A colt from the first crop of multiple Group 1 winner Noble Mission (GB) (Galileo {Ire}), a full-brother to European superstar Frankel (GB)), attracted a final bid of $210,000 from bloodstock agent David Ingordo. Ingordo, who signed the ticket as Parker Place Stable, is bloodstock advisor at Lane’s End where Noble Mission stands for $25,000.

“We brought Noble Mission over from England and it’s no secret what Frankel has been doing, so we’ve been supporting him a lot,” Ingordo said after signing the ticket on hip 1399. “[Lane’s End’s] Mr. Farish has thought this could be one of the best stallion deals we’ve done in a long time.” Ingordo, who said plans on whether to race or resell the colt are still to be made, has been impressed by the Noble Mission weanlings he has seen this week.

“I bought a really good colt (hip 1120) by him Friday for $100,000 and I got outbid on a few others,” Ingordo said. “This colt is very representative of what the Noble Missions look like. It’s a great family and we’re big believers in Noble Mission.”The weanling is out of the unraced Seal of Approval (Vindication) and is a half-brother to stakes placed Paid Admission (Candy Ride {Arg}). He was bred by Marilyn and Darren Pollitt’s Bugle Hill Farm, which purchased Seal of Approval for $50,000 at the 2011 Keeneland November sale, and was consigned by Lane’s End. Seal of Approval, a half-sister to multiple graded stakes winner Gulch Approval and to the dam of Grade I winner Wicked Strong (Hard Spun), followed her foal into the sales ring Saturday, bringing a final bid of $110,000 from Sallusto & Albina, agents for Fascinating Rock Mares. She was in foal to Liam’s Map.
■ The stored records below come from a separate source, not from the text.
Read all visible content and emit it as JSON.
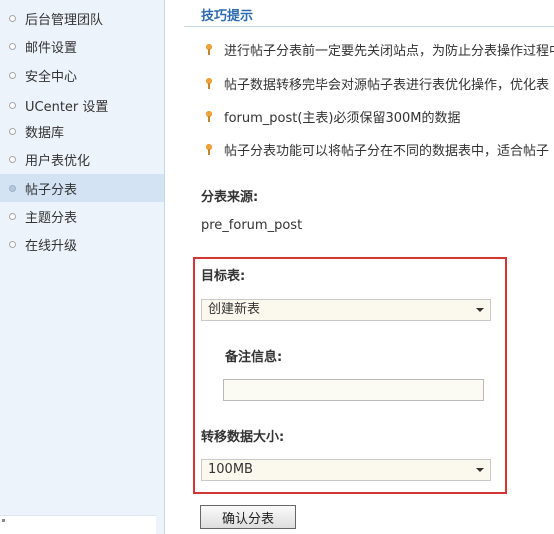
{
  "sidebar": {
    "items": [
      {
        "label": "后台管理团队",
        "active": false
      },
      {
        "label": "邮件设置",
        "active": false
      },
      {
        "label": "安全中心",
        "active": false
      },
      {
        "label": "UCenter 设置",
        "active": false
      },
      {
        "label": "数据库",
        "active": false
      },
      {
        "label": "用户表优化",
        "active": false
      },
      {
        "label": "帖子分表",
        "active": true
      },
      {
        "label": "主题分表",
        "active": false
      },
      {
        "label": "在线升级",
        "active": false
      }
    ]
  },
  "tips": {
    "title": "技巧提示",
    "items": [
      "进行帖子分表前一定要先关闭站点，为防止分表操作过程中",
      "帖子数据转移完毕会对源帖子表进行表优化操作，优化表",
      "forum_post(主表)必须保留300M的数据",
      "帖子分表功能可以将帖子分在不同的数据表中，适合帖子"
    ],
    "icon": "pin-icon"
  },
  "form": {
    "source_label": "分表来源:",
    "source_value": "pre_forum_post",
    "target_label": "目标表:",
    "target_value": "创建新表",
    "note_label": "备注信息:",
    "note_value": "",
    "size_label": "转移数据大小:",
    "size_value": "100MB",
    "submit_label": "确认分表"
  },
  "colors": {
    "highlight_border": "#d63535",
    "tips_title": "#2b6cb0",
    "sidebar_bg": "#edf3fa"
  }
}
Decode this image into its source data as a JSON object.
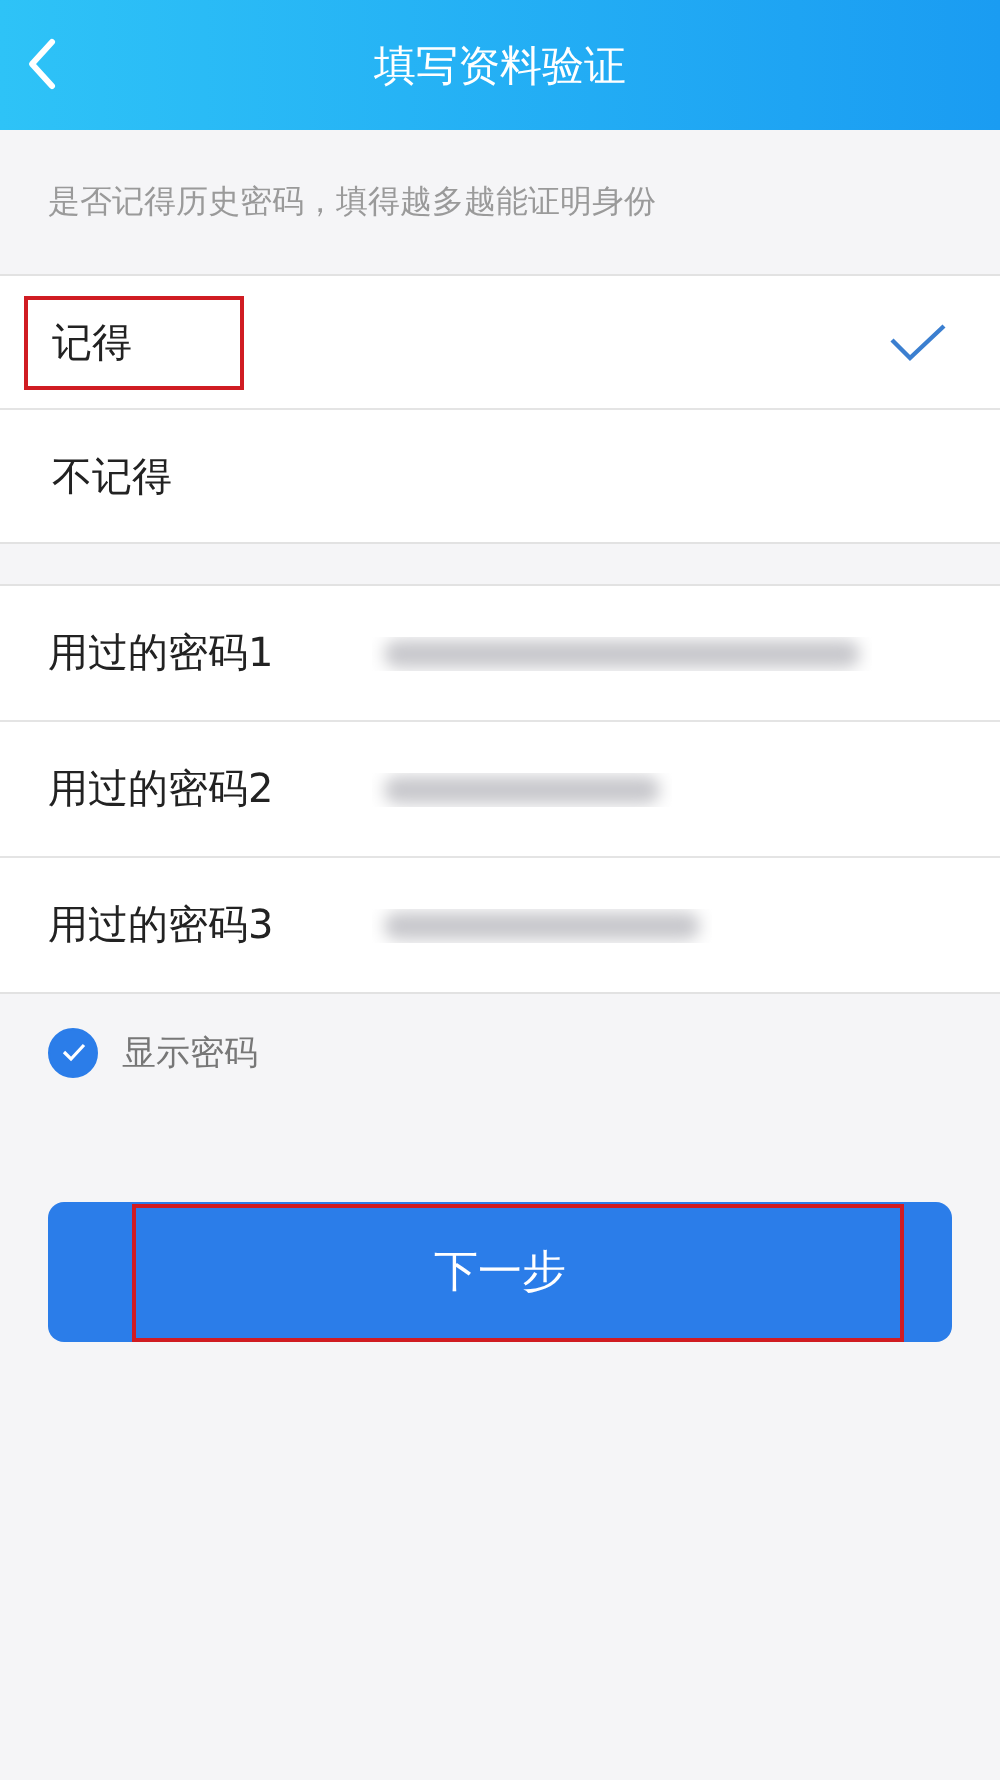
{
  "header": {
    "title": "填写资料验证"
  },
  "hint": "是否记得历史密码，填得越多越能证明身份",
  "options": [
    {
      "label": "记得",
      "selected": true,
      "highlighted": true
    },
    {
      "label": "不记得",
      "selected": false,
      "highlighted": false
    }
  ],
  "passwords": [
    {
      "label": "用过的密码1",
      "blurred": true
    },
    {
      "label": "用过的密码2",
      "blurred": true
    },
    {
      "label": "用过的密码3",
      "blurred": true
    }
  ],
  "show_password": {
    "label": "显示密码",
    "checked": true
  },
  "next_button": {
    "label": "下一步",
    "highlighted": true
  }
}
A three-time Group 1 winner, Noble Mission captured the 2014 G1 Champion S. in his career finale. Lane’s End’s Director of Stallion Seasons Chance Timm acknowledged the strong sale will help Noble Mission going into the 2017 breeding season.”With a first-year horse like that, we like to see that the market is receptive to him and they like what they see,” Timm explained. “And clearly this horse met the mark and everybody seems excited about him. A horse has to do it himself to some extent, they have to produce the goods. But it certainly helps us going into next year–people like to see that a horse is well- received in the market and it will help us get him another full book next year.”

Of similarities that he sees in Noble Mission’s weanlings, Timm added, “They are surprisingly leggy, strong and forward kind of horses. He’s not an over-big horse, but his foals have plenty of size and substance and this foal had all of those characteristics.”